O filme vai num crescendo sem nunca atingir o climax. Várias relações doentias, uma Odete completamente desequilibrada que resultou num filme pouco interessante.

terça-feira, janeiro 03, 2006

Estranha-se

E entranham-se estas relações bloguisticas. Sinto-me próximo de algumas (poucas) pessoas com quem partilho posts e comentários. Será assim tão estranho? Qual a diferença entre isto e as cartas que se escreviam no século passado? Apenas o meio, nada mais. Os sentimentos podem ser igualmente genuínos.

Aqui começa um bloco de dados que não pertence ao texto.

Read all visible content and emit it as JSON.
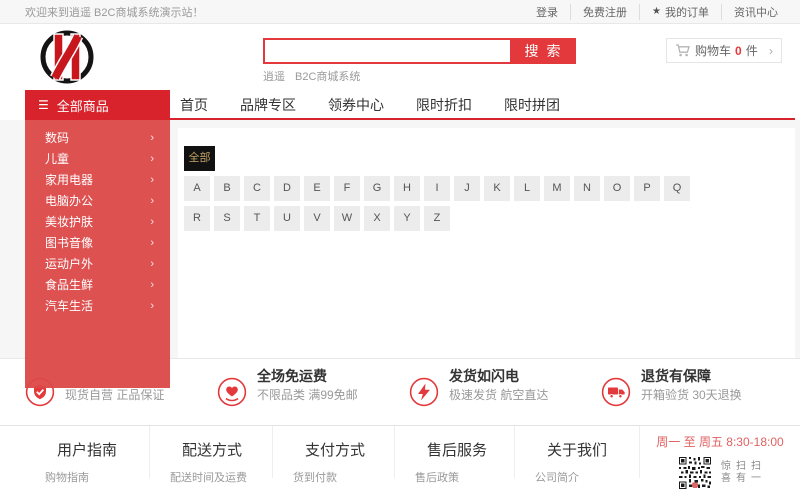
{
  "colors": {
    "accent": "#e4393c",
    "nav-red": "#d9232c",
    "sidebar-red": "rgba(220,72,72,0.95)",
    "sel-bg": "#111111",
    "sel-tx": "#c2a366",
    "hours": "#e06161"
  },
  "topbar": {
    "welcome": "欢迎来到逍遥 B2C商城系统演示站！",
    "login": "登录",
    "register": "免费注册",
    "orders": "我的订单",
    "news": "资讯中心"
  },
  "header": {
    "search_button": "搜索",
    "hot_words": [
      "逍遥",
      "B2C商城系统"
    ],
    "cart_label": "购物车",
    "cart_count": "0",
    "cart_unit": "件"
  },
  "nav": {
    "all_label": "全部商品",
    "links": [
      "首页",
      "品牌专区",
      "领券中心",
      "限时折扣",
      "限时拼团"
    ]
  },
  "sidebar": {
    "items": [
      "数码",
      "儿童",
      "家用电器",
      "电脑办公",
      "美妆护肤",
      "图书音像",
      "运动户外",
      "食品生鲜",
      "汽车生活"
    ]
  },
  "letters": {
    "selected": "全部",
    "row1": [
      "A",
      "B",
      "C",
      "D",
      "E",
      "F",
      "G",
      "H",
      "I",
      "J",
      "K",
      "L",
      "M",
      "N",
      "O",
      "P",
      "Q"
    ],
    "row2": [
      "R",
      "S",
      "T",
      "U",
      "V",
      "W",
      "X",
      "Y",
      "Z"
    ]
  },
  "features": [
    {
      "title": "",
      "sub": "现货自营 正品保证"
    },
    {
      "title": "全场免运费",
      "sub": "不限品类 满99免邮"
    },
    {
      "title": "发货如闪电",
      "sub": "极速发货 航空直达"
    },
    {
      "title": "退货有保障",
      "sub": "开箱验货 30天退换"
    }
  ],
  "footer": {
    "columns": [
      {
        "title": "用户指南",
        "link": "购物指南"
      },
      {
        "title": "配送方式",
        "link": "配送时间及运费"
      },
      {
        "title": "支付方式",
        "link": "货到付款"
      },
      {
        "title": "售后服务",
        "link": "售后政策"
      },
      {
        "title": "关于我们",
        "link": "公司简介"
      }
    ],
    "hours": "周一 至 周五  8:30-18:00",
    "qr_caption": "扫一扫有惊喜"
  }
}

E a distância? O que interessa a distância? Durante a semana (mais ou menos até às 18:36) estou rodeado de pessoas com quem nem o sabor da sopa me apetece partilhar.

No penúltimo dia de 2005, tive o prazer de conhecer dois “companheiros”. A Eterna Lusa começou por se apresentar; depois, juntou-se o Quixote. Que estranho. Uma coisa é escrever (muitas vezes para mim próprio) e colocar o que se escreve no sofa; outra coisa é alguém ir lá e “sentar-se” comigo e com a Pury. Há pessoas para além dos nomes: pessoas que se entranham.

Foi um prazer Eterna Lusa. Foi um prazer Quixote. Soube-me tão bem acabar o ano com uma surpresa assim.

O Fiel Jardineiro

Não posso ver este tipo de filme. Fico revoltada, apetece-me reagir, fazer a diferença. Mas como? Onde está a energia que me tornava aparentemente invencível e ao mesmo tempo me frustrava tanto?

O Fiel Jardineiro é a história de um homem que preferiu viver no seu jardim, longe da realidade podre que o rodeava. Optou por fazer aquilo a maior parte de nós faz quando vira as costas à política, ao que se passa por esse mundo fora. O importante é mesmo ter o jardim bem cuidado, ou ter o carro novo.

Uma história de coragem e amor sem limites. É também uma denúncia, ou uma lembrança do que se passa na nossa sociedade, os jogos de poder, a importância do dinheiro, a insignificância de uma vida humana.

segunda-feira, janeiro 02, 2006

Ferro 3

Olhares que queimam onde as palavras são mudas.
É a história de um homem que deambula pelas ruas da cidade à procura de uma casa para passar algumas horas, arromba a porta, lava a roupa, arranja o que está estragado e sai, quase sem deixar vestígios. Um dia encontra uma mulher que sofre em silêncio, e em silêncio partem os dois para um aventura sem regras. Descobrem a dor e o amor, partilham o que não se partilha com palavras. O olhar.

A ilusão que se mistura com a realidade. Um poema em forma de filme, delicado, sofrido, sentido, sonhado.